In contrast to incompressible fluids, the density of gases changes as a function of the applied pressure. The formula for the hydrostatic pressure has therefore to be modified according to $$\mathrm{d}p = \varrho g\,\mathrm{d}h$$ In the next step, the density is going to be replaced with the help of the ideal gas equation $$pV = nRT$$ For the following derivation, a constant temperature throughout the whole atmosphere is assumed which is not true in reality and sets therefore some limitations to its validity. Using the formula $m = \varrho V$ and solving the resulting equation for $p$ leads to $$\varrho = \frac{pM}{RT}$$ where the fraction $m/n$ has been replaced by the molar mass $M$ of the gas.
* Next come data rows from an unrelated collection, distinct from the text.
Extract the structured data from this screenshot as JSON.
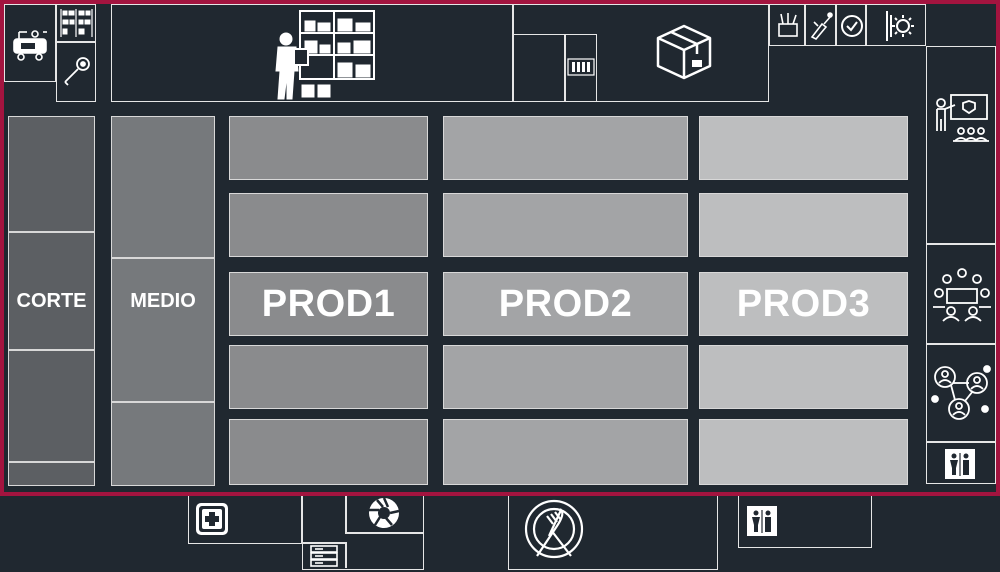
{
  "zones": {
    "corte": {
      "label": "CORTE",
      "color": "#5c5f63"
    },
    "medio": {
      "label": "MEDIO",
      "color": "#76797c"
    },
    "prod1": {
      "label": "PROD1",
      "color": "#8a8b8d"
    },
    "prod2": {
      "label": "PROD2",
      "color": "#a3a4a6"
    },
    "prod3": {
      "label": "PROD3",
      "color": "#bdbebf"
    }
  },
  "colors": {
    "background": "#202830",
    "frame": "#a3143f",
    "lines": "#e6e6e6"
  },
  "icons": [
    "compressor-icon",
    "shelving-icon",
    "wrench-icon",
    "warehouse-worker-icon",
    "loading-dock-icon",
    "package-box-icon",
    "tools-icon",
    "paint-sprayer-icon",
    "check-circle-icon",
    "gear-icon",
    "training-icon",
    "meeting-icon",
    "network-people-icon",
    "restroom-icon",
    "first-aid-icon",
    "camera-shutter-icon",
    "server-icon",
    "dining-icon"
  ]
}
Inserting this into the first equation results gives the following differential equation: $$\mathrm{d}p = \frac{pMg}{RT}\,\mathrm{d}h$$ This can be solved by separating the variables and integrated according to $$\int_{p(h_0)}^{p(h_1)}\frac{\mathrm{d}p}{p} =\int_{h_0}^{h_1}\frac{Mg}{RT}\,\mathrm{d}h$$ Solving both integrals leads to $$\ln\left(\frac{p(h_1)}{p(h_0)}\right) = \frac{Mg}{RT}\Delta h$$ which can finally be solved for the pressure in the height $h_1$: $$\boxed{p(h_1) = p(h_0)e^{\frac{Mg}{RT}\Delta h}}$$ This equation is called barometric formula. If the pressure at a given height $h_0$ is known, then it can be calculated in a height $h_1 = h_0 + \Delta h$.